When you were writing All the Way and The Great Society, did you think about how it could reshape the narrative of LBJ’s legacy and bring attention to it?

I wasn't consciously thinking of the fact that we'd be running up on these anniversaries. That was just happenstance and a good piece of fortune. I was very clear when I was originally commissioned by the Oregon Shakespeare Festival to write this first play, All the Way. I said, "I really want this produced in 2012 because of the presidential election." So everybody signed on for that,  and that's what we achieved. It did exactly what I hoped it would do in terms of providing an interesting conversation between the play and what was happening in contemporary America. But then it sent us into this kind of chute where all of these other anniversaries came up, and those began to engage with both plays. and I do think they have contributed to a renewed interest in LBJ and a re-evaluation of his legacy—particularly his domestic legacy, which got overshadowed by Vietnam. I think that's a good thing. I'm very proud of that. He was in many regards, an extraordinary politician who did a lot of good things for the country, and much of that suffered under the foreign policy mistakes for which he must also bear responsibility.

It took 10 years from your first draft of the screenplay for Hacksaw Ridge for the project to come to fruition. After the film being in limbo for so long, what was it like to see it come to fruition?

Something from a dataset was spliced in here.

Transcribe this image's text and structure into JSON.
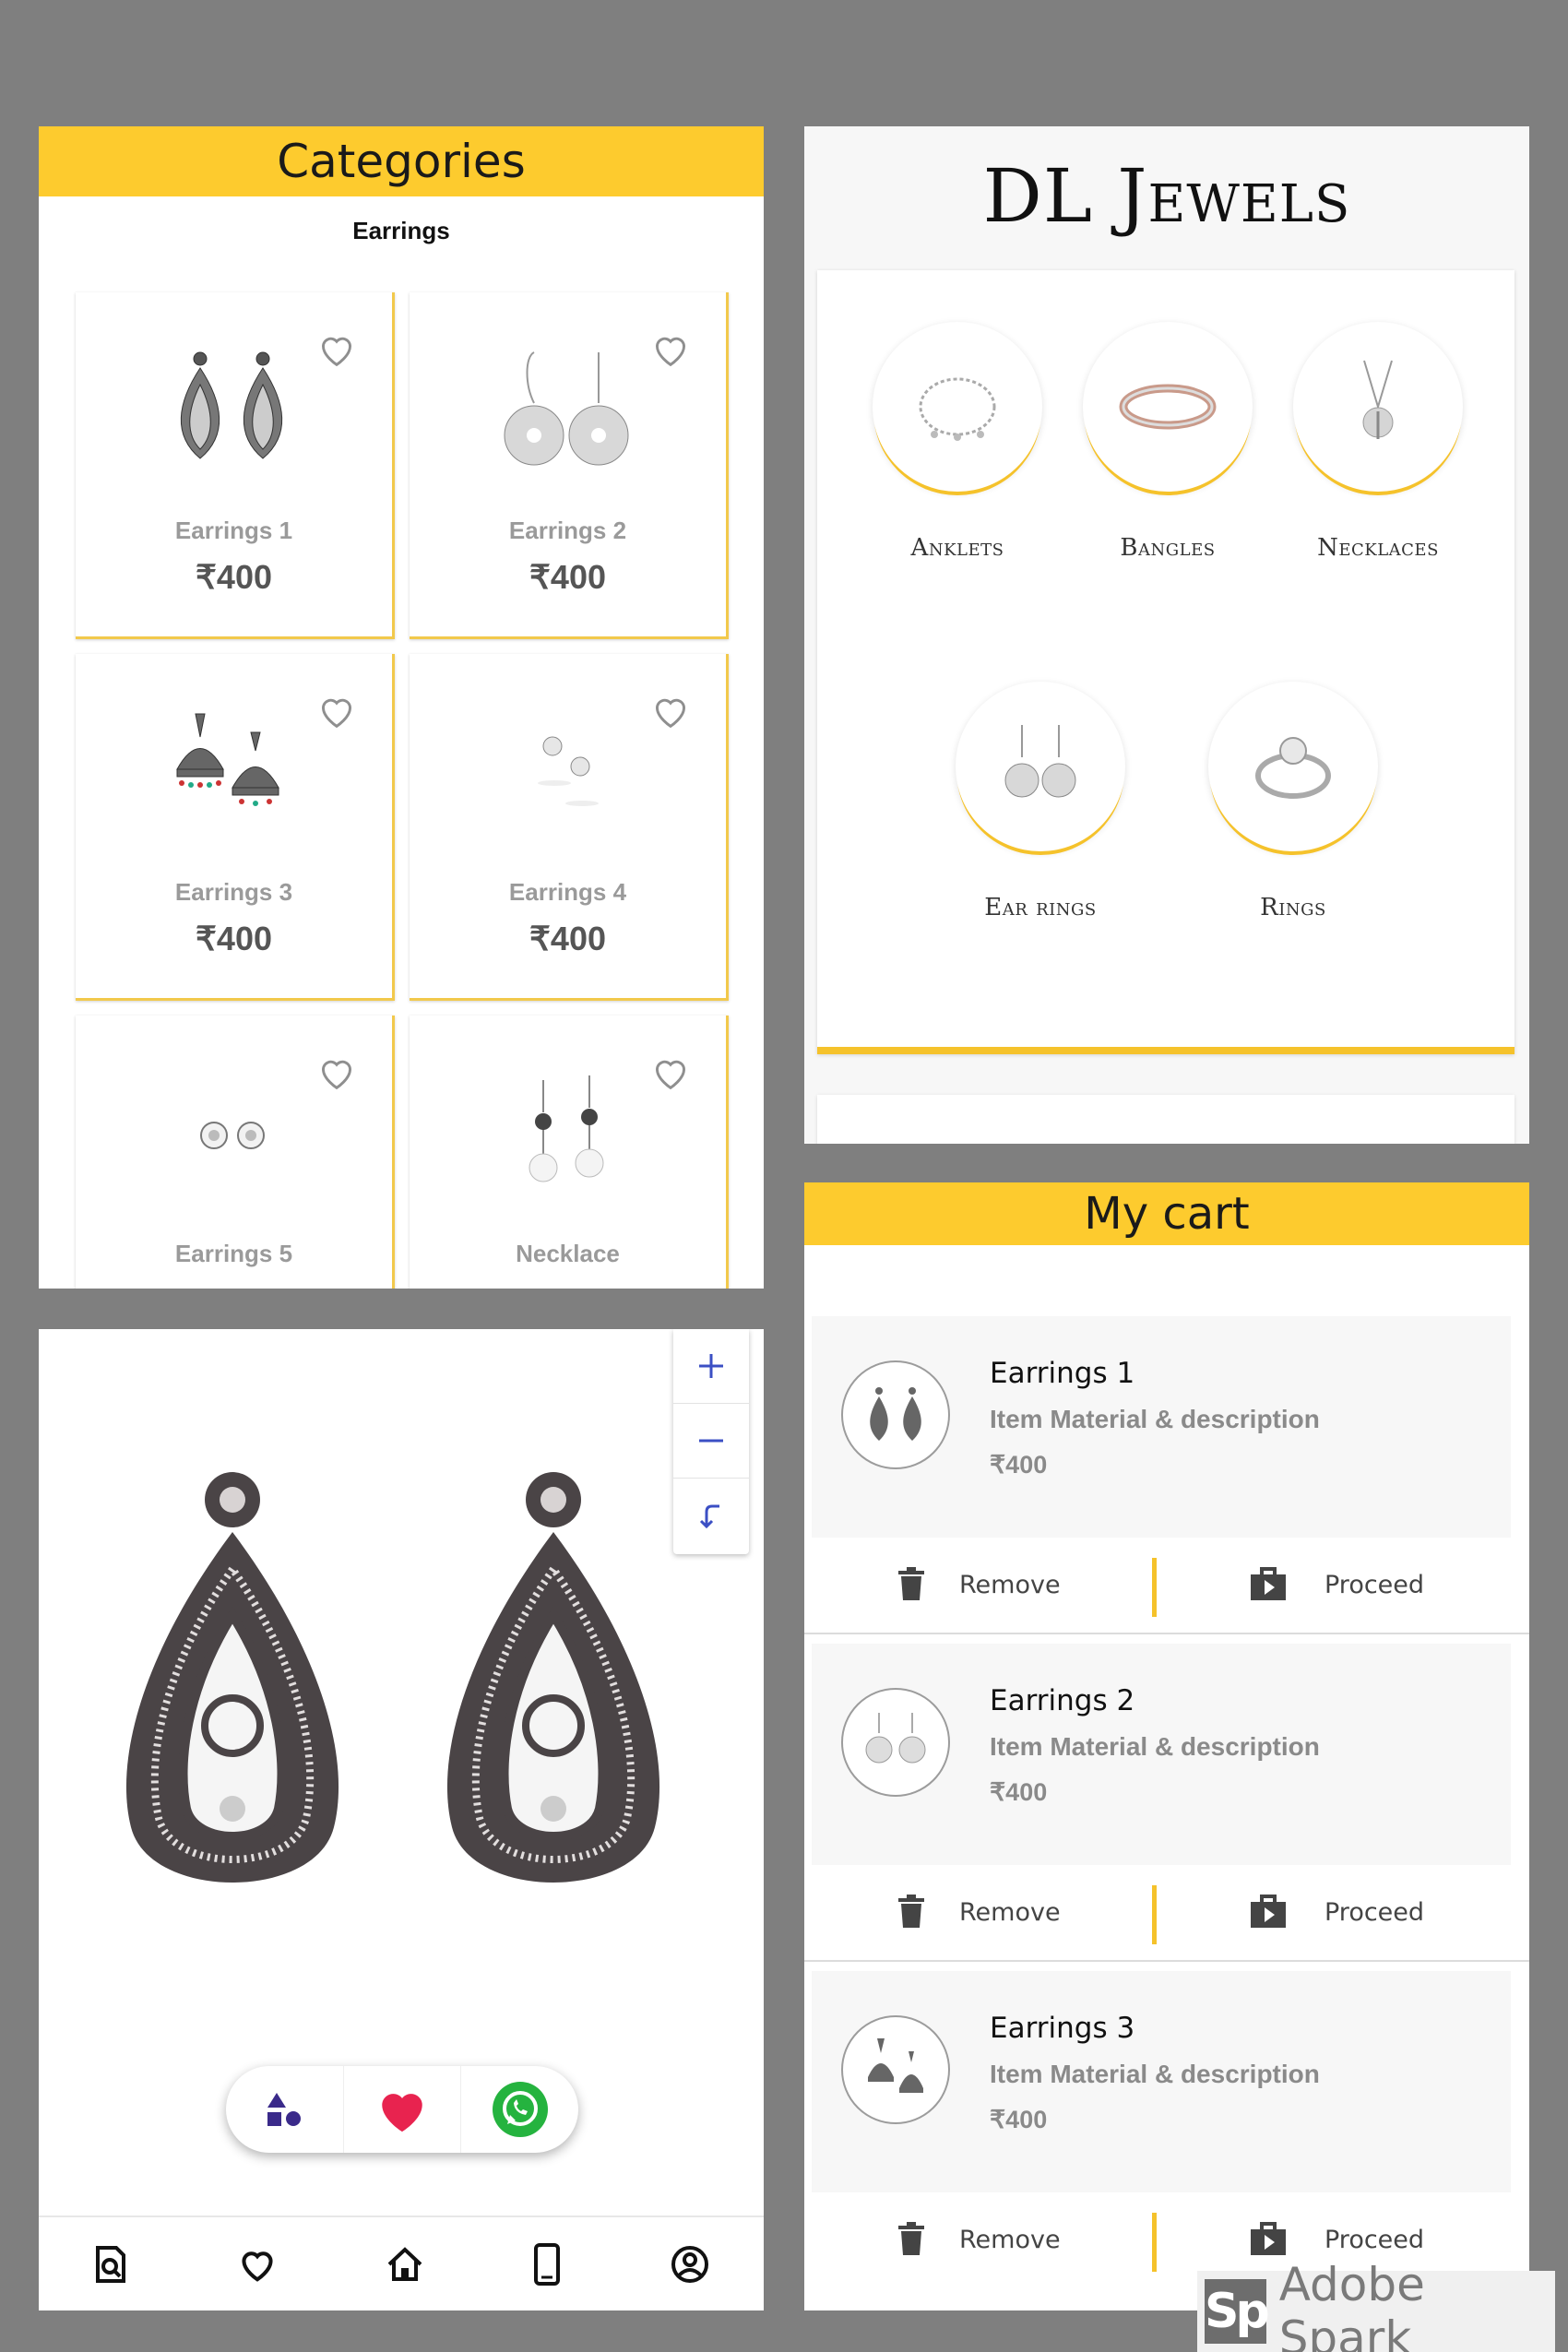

It was great. I had seen an early version—not finished yet, some green screen still missing, no scoring—in a private screening room in [producer] Bill Mechanic's house in Beverly Hills. I didn't see the finished movie until we screened it at the Venice Film Festival. At the end of the movie, the audience stood up and applauded for 10 minutes. Mel [Gibson] and [actor] Andrew [Garfield] and myself and all the actors were seated in the back, and the audience, when they stood up, they turned to face us. It was just so moving. They applauded until we walked down into the orchestra and embraced and shook hands. It was just an amazing experience.

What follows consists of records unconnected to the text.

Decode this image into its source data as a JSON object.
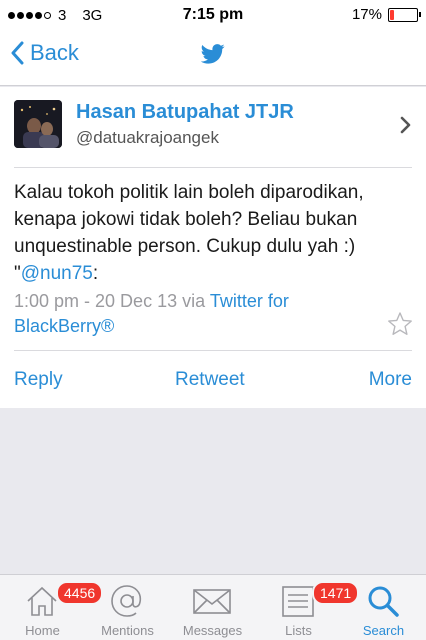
{
  "status_bar": {
    "carrier": "3",
    "network": "3G",
    "time": "7:15 pm",
    "battery": "17%",
    "battery_level": 0.17,
    "battery_color": "#ff3b30"
  },
  "nav": {
    "back_label": "Back",
    "center_icon": "twitter-bird-icon"
  },
  "tweet": {
    "author_name": "Hasan Batupahat JTJR",
    "author_handle": "@datuakrajoangek",
    "text": "Kalau tokoh politik lain boleh diparodikan, kenapa jokowi tidak boleh? Beliau bukan unquestinable person. Cukup dulu yah :) \"",
    "mention": "@nun75",
    "text_tail": ":",
    "timestamp": "1:00 pm - 20 Dec 13",
    "via": "via",
    "source": "Twitter for BlackBerry®"
  },
  "actions": {
    "reply": "Reply",
    "retweet": "Retweet",
    "more": "More"
  },
  "tabs": [
    {
      "label": "Home",
      "icon": "home-icon",
      "badge": "4456"
    },
    {
      "label": "Mentions",
      "icon": "at-icon"
    },
    {
      "label": "Messages",
      "icon": "envelope-icon"
    },
    {
      "label": "Lists",
      "icon": "list-icon",
      "badge": "1471"
    },
    {
      "label": "Search",
      "icon": "search-icon",
      "active": true
    }
  ],
  "colors": {
    "accent": "#2a8dd6",
    "badge": "#f0362d"
  }
}
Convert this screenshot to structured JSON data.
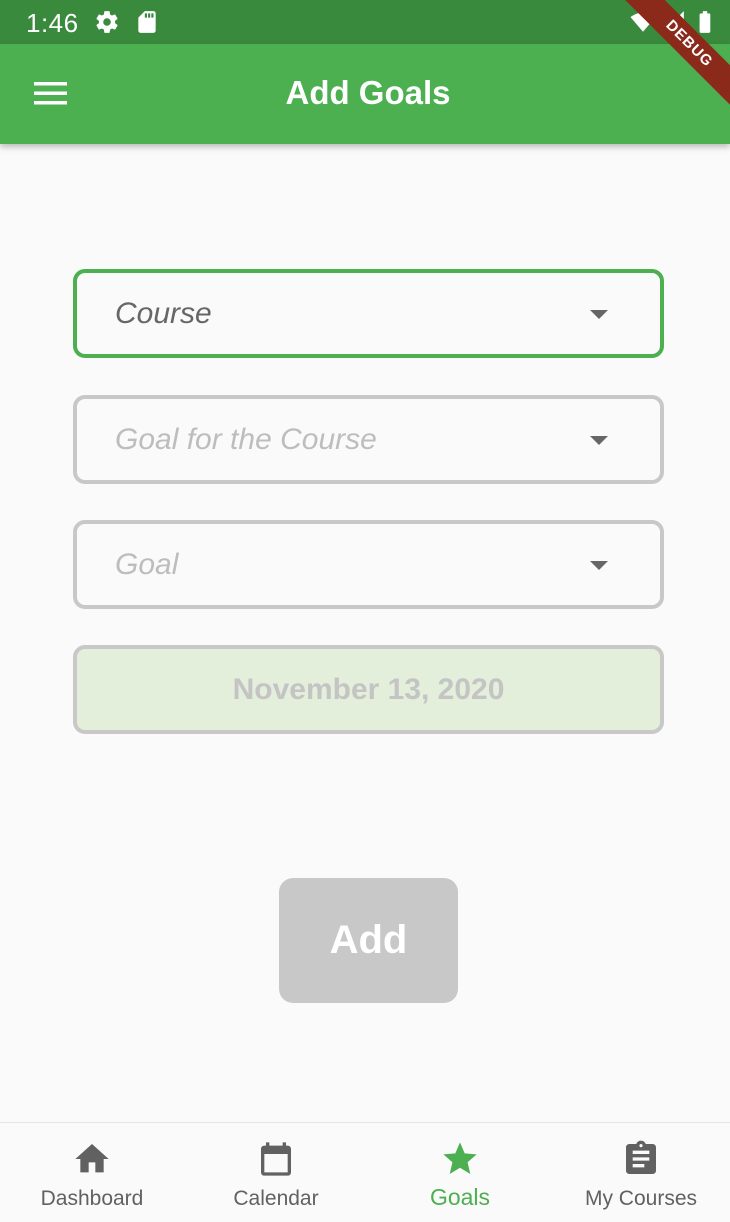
{
  "status_bar": {
    "time": "1:46",
    "icons": [
      "settings-icon",
      "sd-card-icon",
      "wifi-icon",
      "signal-icon",
      "battery-icon"
    ]
  },
  "app_bar": {
    "title": "Add Goals",
    "menu_icon": "hamburger-menu-icon",
    "color": "#4caf50"
  },
  "debug_banner": "DEBUG",
  "form": {
    "course_dropdown": {
      "label": "Course"
    },
    "goal_for_course_dropdown": {
      "label": "Goal for the Course"
    },
    "goal_dropdown": {
      "label": "Goal"
    },
    "date": {
      "value": "November 13, 2020"
    },
    "add_button": {
      "label": "Add"
    }
  },
  "bottom_nav": {
    "items": [
      {
        "label": "Dashboard",
        "icon": "home-icon",
        "active": false
      },
      {
        "label": "Calendar",
        "icon": "calendar-icon",
        "active": false
      },
      {
        "label": "Goals",
        "icon": "star-icon",
        "active": true
      },
      {
        "label": "My Courses",
        "icon": "clipboard-icon",
        "active": false
      }
    ],
    "active_color": "#4caf50",
    "inactive_color": "#616161"
  }
}
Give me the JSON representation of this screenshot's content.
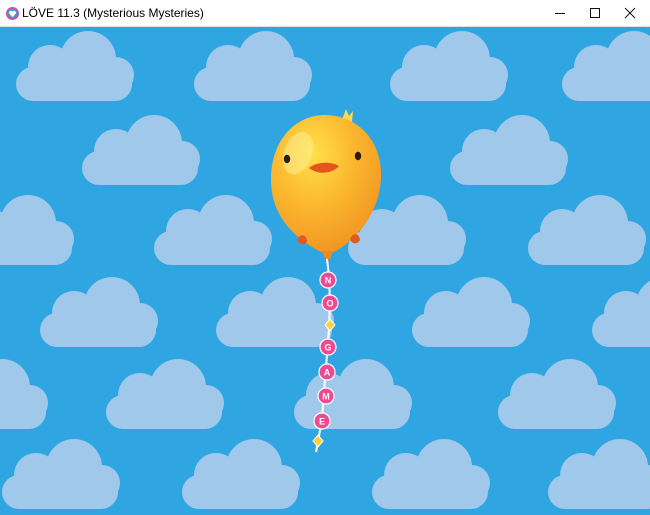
{
  "window": {
    "title": "LÖVE 11.3 (Mysterious Mysteries)",
    "icon": "love-heart-icon",
    "controls": [
      "minimize-icon",
      "maximize-icon",
      "close-icon"
    ]
  },
  "scene": {
    "sky_color": "#2fa6e2",
    "cloud_color": "#9fc8ea",
    "balloon_color": "#f7a72a",
    "balloon_highlight": "#ffd33f",
    "bead_color": "#ec4a93",
    "diamond_color": "#ffd23a",
    "string_letters": [
      "N",
      "O",
      "G",
      "A",
      "M",
      "E"
    ]
  }
}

Did you know when you were an undergraduate that you were interested in writing as a career?

I had this fantasy of an Orson Welles kind of career to act, write and direct. Two out of three isn't bad, I guess. I never really directed. I did act and write simultaneously for about a decade, and I had a good career as an actor. I was able to support myself and later a family within the industry. But the writing was just so much more satisfying, and after The Kentucky Cycle, I pretty much stopped acting and focused full time on just the writing. And that's what I've done ever since 1992.

How did your experiences as a student in Plan II and Drama set you on your career path?

I had a great education at The University of Texas. I really did. I loved my Plan II professors and courses. My experience in the Department of Drama was very unusual because I was a joint major. I didn't really fall into the acting category and so I wound up with a Bachelor of Arts in Drama, But it gave me an enormous amount of flexibility and freedom to select within the department. So, between the work within the Drama department and the work outside in Plan II, I really felt like I got an extraordinary education. I'm very, very grateful to the University of Texas.